Figures released alongside the anniversary say the Bus Station has helped create more than 80 jobs and generate over £350,000 each year for the local community. Just as importantly in a place-based project, 70% of the construction spend stayed within the local supply chain, which is the sort of detail that tells you whether the benefit stayed close to home. The building offers 7,700 square feet of flexible workspace, including co-working areas, private offices and meeting rooms. It is also home to The Peddler, a 120-seat restaurant that has brought more people into town and given Whitehaven another reason for visitors and locals to stay a little longer.

One of the clearest tests of any workspace is whether businesses can actually build from it. Co-Lab, an engineering solutions firm set up by Albertelli in 2022, is one of the better examples to come out of the building. Albertelli said his business uses several parts of the Bus Station for workshops, meetings and sessions with clients and partners. But he was equally clear about the less visible strength of the place, saying ‘the real value is the people and the connections you make’, a reminder that small firms often need proximity and trust as much as they need desks and meeting rooms.

A big part of that offer has come through the Barclays Eagle Lab, described as the first of its kind in Cumbria. The space gives start-ups and smaller businesses access to shared workspace, mentoring, expert advice and practical support without requiring them to look far beyond the county for it. Barclays says that in its first five years the Eagle Lab supported 59 businesses based at the Bus Station, helped create 62 jobs and supported firms to raise more than £1.5 million. Its on-site Maker Space has enabled 197 prototypes, while more than 7,000 visitors have come through the doors.

Those figures sit alongside 344 hours of community activity and more than £55,000 in local spend generated by the Lab, according to Barclays. That gives the building a wider role than simply housing tenants; it has also worked as a place where ideas can be tested, contacts made and activity kept close to home. John McAllister of Barclays Eagle Labs called it ‘a real engine for business growth in West Cumbria’. He said the gains have gone beyond the building itself, with new jobs, investment and stronger collaboration showing up across the area.

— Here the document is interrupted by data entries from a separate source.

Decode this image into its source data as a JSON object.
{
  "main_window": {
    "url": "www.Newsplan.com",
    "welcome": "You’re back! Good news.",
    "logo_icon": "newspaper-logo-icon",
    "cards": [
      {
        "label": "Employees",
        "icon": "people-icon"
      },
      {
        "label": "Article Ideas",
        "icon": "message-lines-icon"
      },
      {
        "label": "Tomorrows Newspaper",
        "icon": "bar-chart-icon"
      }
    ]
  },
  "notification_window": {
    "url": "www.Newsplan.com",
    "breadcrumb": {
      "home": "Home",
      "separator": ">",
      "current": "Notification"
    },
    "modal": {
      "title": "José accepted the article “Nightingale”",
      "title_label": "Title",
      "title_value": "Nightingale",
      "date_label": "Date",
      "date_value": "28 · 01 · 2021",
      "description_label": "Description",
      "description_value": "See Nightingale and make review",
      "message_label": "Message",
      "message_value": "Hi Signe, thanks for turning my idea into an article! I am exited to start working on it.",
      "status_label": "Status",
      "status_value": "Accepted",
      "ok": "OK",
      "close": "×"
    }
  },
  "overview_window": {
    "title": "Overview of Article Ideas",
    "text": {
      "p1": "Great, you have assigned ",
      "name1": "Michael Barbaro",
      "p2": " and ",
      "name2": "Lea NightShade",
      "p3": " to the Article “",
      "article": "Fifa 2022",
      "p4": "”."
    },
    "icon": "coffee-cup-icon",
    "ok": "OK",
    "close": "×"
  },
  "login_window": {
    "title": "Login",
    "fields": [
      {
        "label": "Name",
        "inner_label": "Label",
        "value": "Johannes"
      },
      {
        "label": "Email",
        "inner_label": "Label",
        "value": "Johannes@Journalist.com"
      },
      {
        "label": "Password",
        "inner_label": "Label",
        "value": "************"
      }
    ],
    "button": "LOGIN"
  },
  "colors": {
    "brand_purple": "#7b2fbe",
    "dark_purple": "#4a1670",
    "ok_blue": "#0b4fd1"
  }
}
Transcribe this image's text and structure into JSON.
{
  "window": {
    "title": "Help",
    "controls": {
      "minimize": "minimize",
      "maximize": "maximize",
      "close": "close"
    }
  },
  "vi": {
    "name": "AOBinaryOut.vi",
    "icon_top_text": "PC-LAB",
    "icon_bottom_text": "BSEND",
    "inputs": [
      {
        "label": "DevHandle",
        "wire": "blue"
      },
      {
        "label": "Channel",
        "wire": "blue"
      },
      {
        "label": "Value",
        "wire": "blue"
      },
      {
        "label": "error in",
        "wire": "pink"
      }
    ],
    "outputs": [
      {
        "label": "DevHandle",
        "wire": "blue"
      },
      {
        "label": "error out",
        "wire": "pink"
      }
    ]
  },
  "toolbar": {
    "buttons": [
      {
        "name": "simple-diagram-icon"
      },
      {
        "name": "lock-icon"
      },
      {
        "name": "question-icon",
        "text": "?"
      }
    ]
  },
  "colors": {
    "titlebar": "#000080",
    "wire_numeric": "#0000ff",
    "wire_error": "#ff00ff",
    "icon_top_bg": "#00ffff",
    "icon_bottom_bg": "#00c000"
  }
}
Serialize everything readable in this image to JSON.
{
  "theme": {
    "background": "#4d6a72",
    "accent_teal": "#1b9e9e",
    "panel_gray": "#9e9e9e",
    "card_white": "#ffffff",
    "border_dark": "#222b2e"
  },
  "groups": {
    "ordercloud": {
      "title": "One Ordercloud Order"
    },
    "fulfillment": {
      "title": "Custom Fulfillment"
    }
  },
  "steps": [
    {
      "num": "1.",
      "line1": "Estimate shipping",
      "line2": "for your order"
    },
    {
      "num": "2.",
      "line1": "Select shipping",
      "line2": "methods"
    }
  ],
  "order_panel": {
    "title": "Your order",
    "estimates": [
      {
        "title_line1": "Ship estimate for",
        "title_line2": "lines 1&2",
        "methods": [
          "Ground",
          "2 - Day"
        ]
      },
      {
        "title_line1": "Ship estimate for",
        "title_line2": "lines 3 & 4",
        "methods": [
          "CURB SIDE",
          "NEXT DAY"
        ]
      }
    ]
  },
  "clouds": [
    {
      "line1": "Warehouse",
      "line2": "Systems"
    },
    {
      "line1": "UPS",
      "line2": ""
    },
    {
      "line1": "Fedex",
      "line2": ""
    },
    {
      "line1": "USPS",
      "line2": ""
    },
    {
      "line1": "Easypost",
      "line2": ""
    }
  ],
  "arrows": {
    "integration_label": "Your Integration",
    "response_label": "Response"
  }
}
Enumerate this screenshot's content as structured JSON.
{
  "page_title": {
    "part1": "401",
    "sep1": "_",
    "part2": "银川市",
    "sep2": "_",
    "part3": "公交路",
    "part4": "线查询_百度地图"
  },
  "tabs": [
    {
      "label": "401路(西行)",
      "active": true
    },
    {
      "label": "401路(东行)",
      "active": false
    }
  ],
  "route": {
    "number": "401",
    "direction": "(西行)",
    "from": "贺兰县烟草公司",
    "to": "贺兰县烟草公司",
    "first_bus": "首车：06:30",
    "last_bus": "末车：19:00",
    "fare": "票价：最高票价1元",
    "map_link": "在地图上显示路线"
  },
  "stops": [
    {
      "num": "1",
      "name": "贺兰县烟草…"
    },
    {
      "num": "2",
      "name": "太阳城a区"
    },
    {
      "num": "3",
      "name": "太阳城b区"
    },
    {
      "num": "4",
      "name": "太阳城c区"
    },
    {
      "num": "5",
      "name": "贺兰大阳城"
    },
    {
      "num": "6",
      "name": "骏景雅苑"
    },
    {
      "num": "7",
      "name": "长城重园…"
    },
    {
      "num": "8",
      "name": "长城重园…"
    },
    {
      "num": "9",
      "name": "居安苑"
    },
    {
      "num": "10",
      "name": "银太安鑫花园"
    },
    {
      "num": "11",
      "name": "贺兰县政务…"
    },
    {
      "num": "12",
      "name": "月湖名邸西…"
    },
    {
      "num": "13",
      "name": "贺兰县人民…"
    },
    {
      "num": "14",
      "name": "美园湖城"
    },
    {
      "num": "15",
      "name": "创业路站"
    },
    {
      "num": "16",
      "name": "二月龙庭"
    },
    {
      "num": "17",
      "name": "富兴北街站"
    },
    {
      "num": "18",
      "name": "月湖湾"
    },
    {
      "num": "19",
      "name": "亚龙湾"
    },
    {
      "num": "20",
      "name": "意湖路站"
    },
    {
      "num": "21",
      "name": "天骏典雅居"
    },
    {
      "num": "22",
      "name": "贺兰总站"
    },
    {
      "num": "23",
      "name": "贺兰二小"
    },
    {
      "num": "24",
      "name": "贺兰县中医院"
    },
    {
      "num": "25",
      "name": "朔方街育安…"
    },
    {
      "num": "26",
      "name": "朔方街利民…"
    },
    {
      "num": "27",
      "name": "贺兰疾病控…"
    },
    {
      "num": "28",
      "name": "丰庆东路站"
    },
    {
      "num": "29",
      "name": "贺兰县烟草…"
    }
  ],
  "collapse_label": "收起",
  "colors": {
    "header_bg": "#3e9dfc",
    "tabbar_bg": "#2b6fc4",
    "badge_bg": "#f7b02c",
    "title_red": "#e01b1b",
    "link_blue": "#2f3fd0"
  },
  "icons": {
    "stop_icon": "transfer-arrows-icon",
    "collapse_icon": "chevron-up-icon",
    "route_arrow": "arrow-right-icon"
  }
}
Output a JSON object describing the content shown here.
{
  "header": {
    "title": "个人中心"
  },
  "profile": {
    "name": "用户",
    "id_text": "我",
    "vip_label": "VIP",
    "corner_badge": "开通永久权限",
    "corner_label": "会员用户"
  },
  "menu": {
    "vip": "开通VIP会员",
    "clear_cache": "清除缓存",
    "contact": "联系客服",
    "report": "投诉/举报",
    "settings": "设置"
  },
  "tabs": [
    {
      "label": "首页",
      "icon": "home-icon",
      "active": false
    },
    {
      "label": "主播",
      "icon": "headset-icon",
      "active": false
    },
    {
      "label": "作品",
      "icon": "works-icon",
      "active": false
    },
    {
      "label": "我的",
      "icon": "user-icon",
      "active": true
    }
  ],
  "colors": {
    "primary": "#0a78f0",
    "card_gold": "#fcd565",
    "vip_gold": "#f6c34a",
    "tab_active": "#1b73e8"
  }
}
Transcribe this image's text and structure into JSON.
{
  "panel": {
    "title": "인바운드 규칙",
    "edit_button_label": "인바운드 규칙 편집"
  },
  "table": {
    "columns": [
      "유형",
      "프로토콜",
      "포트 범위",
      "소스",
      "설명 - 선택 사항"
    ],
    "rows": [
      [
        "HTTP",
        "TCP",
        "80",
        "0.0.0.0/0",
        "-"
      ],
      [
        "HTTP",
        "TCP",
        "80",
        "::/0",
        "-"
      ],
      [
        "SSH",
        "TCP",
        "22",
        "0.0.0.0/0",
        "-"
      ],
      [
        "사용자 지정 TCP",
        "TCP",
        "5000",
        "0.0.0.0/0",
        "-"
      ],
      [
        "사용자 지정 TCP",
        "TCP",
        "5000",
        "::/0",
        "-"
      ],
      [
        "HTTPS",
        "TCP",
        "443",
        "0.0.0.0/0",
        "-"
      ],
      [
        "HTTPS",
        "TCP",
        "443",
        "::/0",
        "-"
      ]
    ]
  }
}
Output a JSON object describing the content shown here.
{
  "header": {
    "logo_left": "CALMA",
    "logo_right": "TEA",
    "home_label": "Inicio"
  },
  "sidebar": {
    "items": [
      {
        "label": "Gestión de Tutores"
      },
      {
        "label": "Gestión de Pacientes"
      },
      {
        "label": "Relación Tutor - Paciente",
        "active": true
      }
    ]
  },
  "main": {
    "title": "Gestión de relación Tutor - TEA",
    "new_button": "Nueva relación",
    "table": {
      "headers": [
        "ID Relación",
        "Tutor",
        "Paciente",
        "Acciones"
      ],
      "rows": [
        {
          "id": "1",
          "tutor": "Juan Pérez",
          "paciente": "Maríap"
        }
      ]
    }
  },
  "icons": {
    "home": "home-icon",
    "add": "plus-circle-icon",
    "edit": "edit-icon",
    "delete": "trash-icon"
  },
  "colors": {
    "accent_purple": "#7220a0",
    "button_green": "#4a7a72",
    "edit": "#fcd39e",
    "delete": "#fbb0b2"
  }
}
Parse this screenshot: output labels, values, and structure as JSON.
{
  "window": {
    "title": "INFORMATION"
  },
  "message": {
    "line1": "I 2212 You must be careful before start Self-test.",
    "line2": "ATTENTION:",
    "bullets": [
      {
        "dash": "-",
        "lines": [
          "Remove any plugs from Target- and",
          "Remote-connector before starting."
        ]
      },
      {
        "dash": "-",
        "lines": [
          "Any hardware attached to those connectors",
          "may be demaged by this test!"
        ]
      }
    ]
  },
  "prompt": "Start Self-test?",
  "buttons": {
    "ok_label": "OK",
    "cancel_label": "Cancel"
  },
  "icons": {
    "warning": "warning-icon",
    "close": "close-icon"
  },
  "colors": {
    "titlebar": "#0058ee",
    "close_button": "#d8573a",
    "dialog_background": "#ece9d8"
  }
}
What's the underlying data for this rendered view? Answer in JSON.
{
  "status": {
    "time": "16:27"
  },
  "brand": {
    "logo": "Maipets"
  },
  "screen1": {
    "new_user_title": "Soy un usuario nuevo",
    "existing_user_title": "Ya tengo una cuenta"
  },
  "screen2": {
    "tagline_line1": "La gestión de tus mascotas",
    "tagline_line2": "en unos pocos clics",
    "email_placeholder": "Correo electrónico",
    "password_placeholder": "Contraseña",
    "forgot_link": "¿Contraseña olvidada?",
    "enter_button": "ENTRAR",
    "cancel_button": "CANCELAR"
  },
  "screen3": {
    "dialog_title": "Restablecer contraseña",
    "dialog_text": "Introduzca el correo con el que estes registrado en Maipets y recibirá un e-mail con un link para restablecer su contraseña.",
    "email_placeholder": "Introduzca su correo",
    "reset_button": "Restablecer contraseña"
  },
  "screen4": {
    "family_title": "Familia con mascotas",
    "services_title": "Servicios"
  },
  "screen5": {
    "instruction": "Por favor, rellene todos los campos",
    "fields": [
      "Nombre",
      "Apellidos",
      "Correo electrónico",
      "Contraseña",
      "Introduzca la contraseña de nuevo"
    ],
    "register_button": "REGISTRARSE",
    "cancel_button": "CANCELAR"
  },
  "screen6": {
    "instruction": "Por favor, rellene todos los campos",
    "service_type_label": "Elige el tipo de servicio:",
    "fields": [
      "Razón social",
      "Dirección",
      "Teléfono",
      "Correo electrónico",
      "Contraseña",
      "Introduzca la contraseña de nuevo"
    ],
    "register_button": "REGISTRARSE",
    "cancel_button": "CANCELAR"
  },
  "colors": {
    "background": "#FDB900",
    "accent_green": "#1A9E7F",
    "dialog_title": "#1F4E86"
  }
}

That is why the Bus Station matters beyond the headline numbers. In Whitehaven, this is a practical example of what place-based regeneration looks like when the funding is real, the partners stick with it and the town gets something useful rather than decorative. There is a wider point here for the North as well. Too much national talk about growth still drifts south or settles on the biggest city regions first. Whitehaven’s Bus Station is a reminder that smaller towns can produce serious economic results when investment is rooted locally and businesses are given room to get on with it.